I don't know what to call it, the optimists curse, the delusion of gratitude. I have been having a revolution the past weeks in how I approach my uncomfortable emotions and thought I would share. A few simple shifts have totally changed the way I relate.
Recently my mom called me out on a tendency I have and it sparked an awakening for me. Hallelujah for the friends and loved ones that call us out on our shit!
I was telling her about a looming sense of sadness I was feeling. This heaviness in my heart. Nothing over-whelming, just there.
It didn't make any sense to me. Everything in my life is seemingly great, a loving relationship, building a business, living the dream..blah blah.
Why am I sad?!
I shared with my mom that in the moments I was feeling sadness, I would try to reflect on all of the things in my life that I am grateful for. To you know.... snap out out if. Find the butterflies and sunsets..
My mom blew the whistle and her simple words changed my perspective completely.
Why don't you just feel it instead?
Why don't you just feel it instead.
Fuck the desire to change our discomfort, our sadness into gratitude or joy, or anything else.
Fuck the idea that happy people don't get sad.
That sadness and suffering should be avoided. That sadness is not okay.
When my mom suggested I just feel it, whatever emotion I was experiencing in that moment, I was overcome with a deep rooted sense of relief.
When we yield, allow, and make space for our pain, our suffering, we are dosing ourselves with a delicious and huge act of self acceptance.

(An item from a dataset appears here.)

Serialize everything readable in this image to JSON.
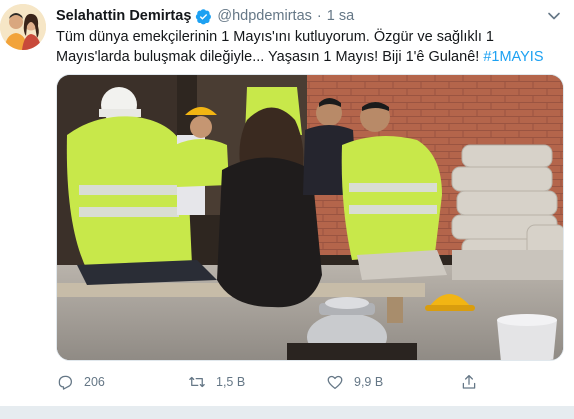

The next time you feel uncomfortable, sad or angry, just pause.
How does my body feel? Where am I tense and tight? How does my chest feel, my jaw? My heart? Don't try to amend or change anything. Settle into it.
When we take our noticing to this visceral and most base level it is amazing what can happen.
I have started to apply this mindfulness and here are some immediate benefits I have noticed:
When I pause and physically feel an emotion often it dissolves or changes into something else quite quickly. This has allowed me to understand the impermanence of our emotions. Our emotions are really based on our ideas or thoughts about how things are or how things should be. As we notice the shifting landscape of our emotions we can in turn begin to discern when to act and when to sit still.
That discernment or moment of pause changes everything.
As we sit with our sadness or suffering we come to know ourselves better. We become more familiar with deep seeded pains that we carry with us. We encounter pain that has been pushed below the surface for so long. The pain we carry without addressing can manifest itself as ''irrational'' or emotional reaction to small, seemingly unrelated things in our daily lives. We can slowly root to the source of these pains. What idea or belief am I holding on to? What am I scared of? What past pain have I not acknowledged? Further emotional freedom can arise from this understanding.
As we become friendly with our sadness we experience the full spectrum and beauty of being human on a deeper level. We can accept the necessity of pain and suffering and how that relates to joy and contentment. We see the absolute need for both and find beauty in that truth. When we experience our emotions with less and less story attached, without giving them a name "good or bad," the perceived difference between happiness and suffering becomes less stark. We find contentment and ease in accepting the nature of both.
We know the beauty of suffering as a catalyst to greater compassion, a catalyst toward growth and more understanding.